Diyeceğim şu ki bu bisiklet turlarının riskleri üzerinde yeterince durulmuyor, bütün seyahat boyunca her şey güllük gülistanlık, insanlar size yardım etmek için birbiriyle yarışıyor, bir tebessüm bütün kapıları açıyor...Yok aga öyle bir dünya yok! Ben şahsen böyle uzun soluklu bir tura çıkacak olsam yanımda kesinlikle bir ateşli silah bulundururdum nitekim tarihte ilk bisikletle dünya turunu gerçekleştiren Amerikalı Stevens amcamız yanına rovelverini almayı ihmal etmemiştir.
 
@emir yakup bulut bu haberi okuyunca içimi bir pişmanlık duygusu kapladı. Niye mi? Daha 3 gün önce İspanya'dan bisikletiyle dünya turuna çıkan bir gezgine güvenlik nedeniyle güzergahında olan Güneydoğu Anadolu bölgesini çıkarıp Karadeniz' üzerinden devam etmesini önermiştik. O da benzer tavsiyelerin daha önce de olduğunu bunu dinleyeceğini söylemişti. Şu an tek temennim saldırı haberinin bir istisnadan ibaret olması.

Peki tehlikeli diye tabir ettiğimiz Güneydoğu Anadolu'da herhangi bir gezgine bu tip bir saldırı haberi okuyan duyan oldu mu? Acaba bu duygularımız yalnızca bir önyargıdan mı ibaret? Diye de düşünmeye başladım.

(link)
 
bu gün yine atm'den para çekmek için bisikletle gidiyordum ve yolda öndeki sürücünün yatay, arkadakinin geleneksel şekilde pedalladığı bir tandem bisikletli Avrupalı çift gördüm, bir süre takip ettim, konuşmayı düşündüm fakat vazgeçtim, umarım Bafra da çadır kurmak gibi bir hata yapmamışlardır.
 
Türkiye ye gelmemiştir. Gelseydi başlık şöyle olurdu: bisikletle dünyayı gezerken tecavüze uğrayıp öldürülen kadın.
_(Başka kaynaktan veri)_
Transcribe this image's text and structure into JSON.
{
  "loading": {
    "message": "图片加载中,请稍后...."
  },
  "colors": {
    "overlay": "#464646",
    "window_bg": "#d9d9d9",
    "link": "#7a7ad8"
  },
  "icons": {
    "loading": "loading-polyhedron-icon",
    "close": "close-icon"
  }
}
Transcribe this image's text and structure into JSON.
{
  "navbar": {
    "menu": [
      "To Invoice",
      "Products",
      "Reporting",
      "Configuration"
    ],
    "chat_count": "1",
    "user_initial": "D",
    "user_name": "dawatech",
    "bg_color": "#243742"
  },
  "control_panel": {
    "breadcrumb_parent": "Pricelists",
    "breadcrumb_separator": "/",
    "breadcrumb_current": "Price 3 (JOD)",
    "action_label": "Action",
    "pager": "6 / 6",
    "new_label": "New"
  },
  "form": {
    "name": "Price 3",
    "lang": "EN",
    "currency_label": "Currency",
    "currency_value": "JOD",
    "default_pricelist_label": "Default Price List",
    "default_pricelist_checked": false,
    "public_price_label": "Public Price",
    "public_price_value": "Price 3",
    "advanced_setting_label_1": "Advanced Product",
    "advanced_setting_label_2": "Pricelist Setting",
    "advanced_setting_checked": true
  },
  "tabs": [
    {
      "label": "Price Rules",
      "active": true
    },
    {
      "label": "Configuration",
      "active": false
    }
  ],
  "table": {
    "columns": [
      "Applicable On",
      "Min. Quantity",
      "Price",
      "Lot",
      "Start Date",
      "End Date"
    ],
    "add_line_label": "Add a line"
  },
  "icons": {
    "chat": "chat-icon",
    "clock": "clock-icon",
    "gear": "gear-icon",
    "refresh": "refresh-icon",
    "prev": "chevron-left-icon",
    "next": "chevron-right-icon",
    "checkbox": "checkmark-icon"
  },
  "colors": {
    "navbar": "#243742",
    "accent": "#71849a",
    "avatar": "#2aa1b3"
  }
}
Hatta sonrasında da çöpe atılarak çevreci bi "insanlık" ironisine malzeme olurdu.
 
Yorumlardan milletin eğitim seviyesi, kültürü belli oluyor. Yorum yazanları kastetmedim, yorumları kastettim. Şimdi bu yazılardaki anlatılan tip insanlara da yarın oy kullandırıp ülkenin geleceğine karar vereceğiz. Vah Vah Vah.
Arkadaşlar kendi ülkemizdeki insanlar için biz "bile" bu kadar iğrenç, kötümser ve karamsar şeyler düşünüyorsak, dünyadaki görüntümüz nasıldır diye sormamalı mıyız kendimize?
Akşam- gece saatlerinde bir kadın tek başına rahatça dolaşamazken, insani olarak başkalarını geçtim kendi kendisine bile ikinci sınıf muamelesi yaparken, toplumsal baskı-şiddet üzerlerindeyken, erkekten daha zeki, daha farklı düşünen, olaylara farklı açıdan bakma yeteneğine sahip kadınlarımızın potansiyellerini nasıl açığa çıkarabiliriz?